Shlomo Sand : « Je ne nie pas l’identité juive, mais la notion de peuple »

Auteur d’un livre qui suscite le débat, Shlomo Sand énonce en fait ce qui devrait être une évidence historique. Il n’y a pas de continuité ethnique entre les premiers Hébreux et les juifs d’aujourd’hui. Sand rappelle qu’on ne peut se prévaloir de la Bible comme d’un livre d’histoire.

Denis Sieffert  • 5 novembre 2009 abonné·es
Shlomo Sand : « Je ne nie pas l’identité juive, mais la notion de peuple »
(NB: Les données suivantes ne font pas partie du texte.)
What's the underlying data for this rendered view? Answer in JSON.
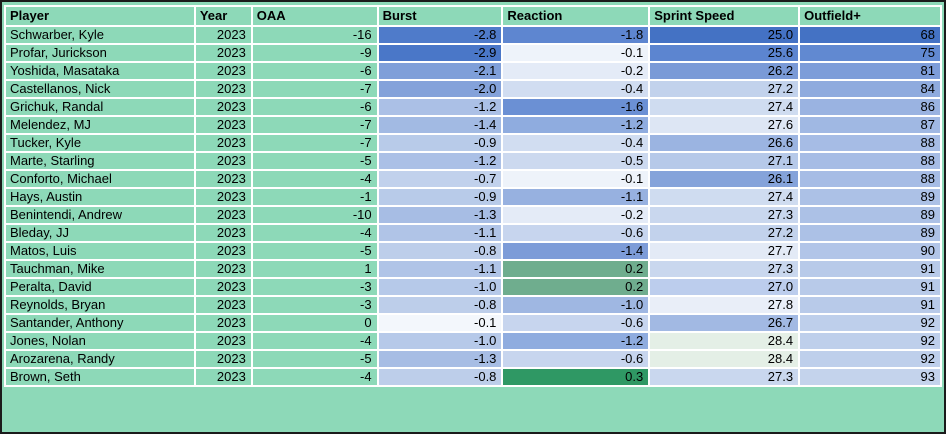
{
  "colors": {
    "table_bg": "#8dd9b8",
    "grid_line": "#ffffff",
    "outer_border": "#1b1b1b",
    "text": "#000000",
    "scale_low_blue": "#4472c4",
    "scale_mid_white": "#f5f9fd",
    "scale_high_green": "#2f9864"
  },
  "table": {
    "columns": [
      {
        "key": "player",
        "label": "Player",
        "align": "left"
      },
      {
        "key": "year",
        "label": "Year",
        "align": "right"
      },
      {
        "key": "oaa",
        "label": "OAA",
        "align": "right"
      },
      {
        "key": "burst",
        "label": "Burst",
        "align": "right"
      },
      {
        "key": "reaction",
        "label": "Reaction",
        "align": "right"
      },
      {
        "key": "sprint_speed",
        "label": "Sprint Speed",
        "align": "right"
      },
      {
        "key": "outfield_plus",
        "label": "Outfield+",
        "align": "right"
      }
    ],
    "rows": [
      {
        "cells": [
          {
            "text": "Schwarber, Kyle"
          },
          {
            "text": "2023"
          },
          {
            "text": "-16"
          },
          {
            "text": "-2.8",
            "bg": "#4f7bca"
          },
          {
            "text": "-1.8",
            "bg": "#5e86d0"
          },
          {
            "text": "25.0",
            "bg": "#4472c4"
          },
          {
            "text": "68",
            "bg": "#4472c4"
          }
        ]
      },
      {
        "cells": [
          {
            "text": "Profar, Jurickson"
          },
          {
            "text": "2023"
          },
          {
            "text": "-9"
          },
          {
            "text": "-2.9",
            "bg": "#4a77c8"
          },
          {
            "text": "-0.1",
            "bg": "#eef3fa"
          },
          {
            "text": "25.6",
            "bg": "#5c85d0"
          },
          {
            "text": "75",
            "bg": "#6189d1"
          }
        ]
      },
      {
        "cells": [
          {
            "text": "Yoshida, Masataka"
          },
          {
            "text": "2023"
          },
          {
            "text": "-6"
          },
          {
            "text": "-2.1",
            "bg": "#7f9fd9"
          },
          {
            "text": "-0.2",
            "bg": "#e4ebf7"
          },
          {
            "text": "26.2",
            "bg": "#7a9ad7"
          },
          {
            "text": "81",
            "bg": "#7d9dd9"
          }
        ]
      },
      {
        "cells": [
          {
            "text": "Castellanos, Nick"
          },
          {
            "text": "2023"
          },
          {
            "text": "-7"
          },
          {
            "text": "-2.0",
            "bg": "#84a2da"
          },
          {
            "text": "-0.4",
            "bg": "#d1ddf1"
          },
          {
            "text": "27.2",
            "bg": "#c2d2ec"
          },
          {
            "text": "84",
            "bg": "#8fabde"
          }
        ]
      },
      {
        "cells": [
          {
            "text": "Grichuk, Randal"
          },
          {
            "text": "2023"
          },
          {
            "text": "-6"
          },
          {
            "text": "-1.2",
            "bg": "#abc0e6"
          },
          {
            "text": "-1.6",
            "bg": "#6b90d4"
          },
          {
            "text": "27.4",
            "bg": "#cfdcf0"
          },
          {
            "text": "86",
            "bg": "#9ab3e1"
          }
        ]
      },
      {
        "cells": [
          {
            "text": "Melendez, MJ"
          },
          {
            "text": "2023"
          },
          {
            "text": "-7"
          },
          {
            "text": "-1.4",
            "bg": "#a2bae3"
          },
          {
            "text": "-1.2",
            "bg": "#8facdf"
          },
          {
            "text": "27.6",
            "bg": "#dde6f4"
          },
          {
            "text": "87",
            "bg": "#a0b8e3"
          }
        ]
      },
      {
        "cells": [
          {
            "text": "Tucker, Kyle"
          },
          {
            "text": "2023"
          },
          {
            "text": "-7"
          },
          {
            "text": "-0.9",
            "bg": "#b8cbe9"
          },
          {
            "text": "-0.4",
            "bg": "#d1ddf1"
          },
          {
            "text": "26.6",
            "bg": "#9bb4e1"
          },
          {
            "text": "88",
            "bg": "#a6bce5"
          }
        ]
      },
      {
        "cells": [
          {
            "text": "Marte, Starling"
          },
          {
            "text": "2023"
          },
          {
            "text": "-5"
          },
          {
            "text": "-1.2",
            "bg": "#abc0e6"
          },
          {
            "text": "-0.5",
            "bg": "#ccd9ef"
          },
          {
            "text": "27.1",
            "bg": "#b6c9e9"
          },
          {
            "text": "88",
            "bg": "#a6bce5"
          }
        ]
      },
      {
        "cells": [
          {
            "text": "Conforto, Michael"
          },
          {
            "text": "2023"
          },
          {
            "text": "-4"
          },
          {
            "text": "-0.7",
            "bg": "#c1d1ec"
          },
          {
            "text": "-0.1",
            "bg": "#eef3fa"
          },
          {
            "text": "26.1",
            "bg": "#85a3da"
          },
          {
            "text": "88",
            "bg": "#a6bce5"
          }
        ]
      },
      {
        "cells": [
          {
            "text": "Hays, Austin"
          },
          {
            "text": "2023"
          },
          {
            "text": "-1"
          },
          {
            "text": "-0.9",
            "bg": "#b8cbe9"
          },
          {
            "text": "-1.1",
            "bg": "#97b1e0"
          },
          {
            "text": "27.4",
            "bg": "#cfdcf0"
          },
          {
            "text": "89",
            "bg": "#acc1e6"
          }
        ]
      },
      {
        "cells": [
          {
            "text": "Benintendi, Andrew"
          },
          {
            "text": "2023"
          },
          {
            "text": "-10"
          },
          {
            "text": "-1.3",
            "bg": "#a7bde4"
          },
          {
            "text": "-0.2",
            "bg": "#e4ebf7"
          },
          {
            "text": "27.3",
            "bg": "#c9d7ee"
          },
          {
            "text": "89",
            "bg": "#acc1e6"
          }
        ]
      },
      {
        "cells": [
          {
            "text": "Bleday, JJ"
          },
          {
            "text": "2023"
          },
          {
            "text": "-4"
          },
          {
            "text": "-1.1",
            "bg": "#b0c4e7"
          },
          {
            "text": "-0.6",
            "bg": "#c7d5ee"
          },
          {
            "text": "27.2",
            "bg": "#c2d2ec"
          },
          {
            "text": "89",
            "bg": "#acc1e6"
          }
        ]
      },
      {
        "cells": [
          {
            "text": "Matos, Luis"
          },
          {
            "text": "2023"
          },
          {
            "text": "-5"
          },
          {
            "text": "-0.8",
            "bg": "#bdceea"
          },
          {
            "text": "-1.4",
            "bg": "#7d9cd8"
          },
          {
            "text": "27.7",
            "bg": "#e3eaf6"
          },
          {
            "text": "90",
            "bg": "#b2c5e8"
          }
        ]
      },
      {
        "cells": [
          {
            "text": "Tauchman, Mike"
          },
          {
            "text": "2023"
          },
          {
            "text": "1"
          },
          {
            "text": "-1.1",
            "bg": "#b0c4e7"
          },
          {
            "text": "0.2",
            "bg": "#6fad8e"
          },
          {
            "text": "27.3",
            "bg": "#c9d7ee"
          },
          {
            "text": "91",
            "bg": "#b8cae9"
          }
        ]
      },
      {
        "cells": [
          {
            "text": "Peralta, David"
          },
          {
            "text": "2023"
          },
          {
            "text": "-3"
          },
          {
            "text": "-1.0",
            "bg": "#b6c9e9"
          },
          {
            "text": "0.2",
            "bg": "#6fad8e"
          },
          {
            "text": "27.0",
            "bg": "#bccded"
          },
          {
            "text": "91",
            "bg": "#b8cae9"
          }
        ]
      },
      {
        "cells": [
          {
            "text": "Reynolds, Bryan"
          },
          {
            "text": "2023"
          },
          {
            "text": "-3"
          },
          {
            "text": "-0.8",
            "bg": "#bdceea"
          },
          {
            "text": "-1.0",
            "bg": "#9fb7e2"
          },
          {
            "text": "27.8",
            "bg": "#e9eef8"
          },
          {
            "text": "91",
            "bg": "#b8cae9"
          }
        ]
      },
      {
        "cells": [
          {
            "text": "Santander, Anthony"
          },
          {
            "text": "2023"
          },
          {
            "text": "0"
          },
          {
            "text": "-0.1",
            "bg": "#f3f7fc"
          },
          {
            "text": "-0.6",
            "bg": "#c7d5ee"
          },
          {
            "text": "26.7",
            "bg": "#a2b9e3"
          },
          {
            "text": "92",
            "bg": "#becfeb"
          }
        ]
      },
      {
        "cells": [
          {
            "text": "Jones, Nolan"
          },
          {
            "text": "2023"
          },
          {
            "text": "-4"
          },
          {
            "text": "-1.0",
            "bg": "#b6c9e9"
          },
          {
            "text": "-1.2",
            "bg": "#8facdf"
          },
          {
            "text": "28.4",
            "bg": "#e4efe6"
          },
          {
            "text": "92",
            "bg": "#becfeb"
          }
        ]
      },
      {
        "cells": [
          {
            "text": "Arozarena, Randy"
          },
          {
            "text": "2023"
          },
          {
            "text": "-5"
          },
          {
            "text": "-1.3",
            "bg": "#a7bde4"
          },
          {
            "text": "-0.6",
            "bg": "#c7d5ee"
          },
          {
            "text": "28.4",
            "bg": "#e4efe6"
          },
          {
            "text": "92",
            "bg": "#becfeb"
          }
        ]
      },
      {
        "cells": [
          {
            "text": "Brown, Seth"
          },
          {
            "text": "2023"
          },
          {
            "text": "-4"
          },
          {
            "text": "-0.8",
            "bg": "#bdceea"
          },
          {
            "text": "0.3",
            "bg": "#2f9864"
          },
          {
            "text": "27.3",
            "bg": "#c9d7ee"
          },
          {
            "text": "93",
            "bg": "#c4d3ec"
          }
        ]
      }
    ]
  }
}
Politis : Votre livre, « Comment le peuple juif fut inventé » [^2], remet totalement en cause l’historiographie sioniste. Comment a-t-il été reçu en Israël ?

Shlomo Sand : Le livre est paru, et il a immédiatement attiré la curiosité des médias. Il n’y avait pas une émission où je n’étais invité. Je n’ai d’ailleurs pas été attaqué par les ­journalistes, mais je l’ai été, très violemment, par les professionnels de l’histoire sioniste. Ce qui est compréhensible, puisque mon livre met en cause leur propre raison d’être comme historien. D’abord, ils se sont employés à chercher des erreurs factuelles pour discréditer tout le livre. Et je dois dire que j’ai été étonné qu’ils en aient finalement trouvé si peu dans un travail qui couvre six mille ans.

Et ceux que l’on appelle les nouveaux historiens ?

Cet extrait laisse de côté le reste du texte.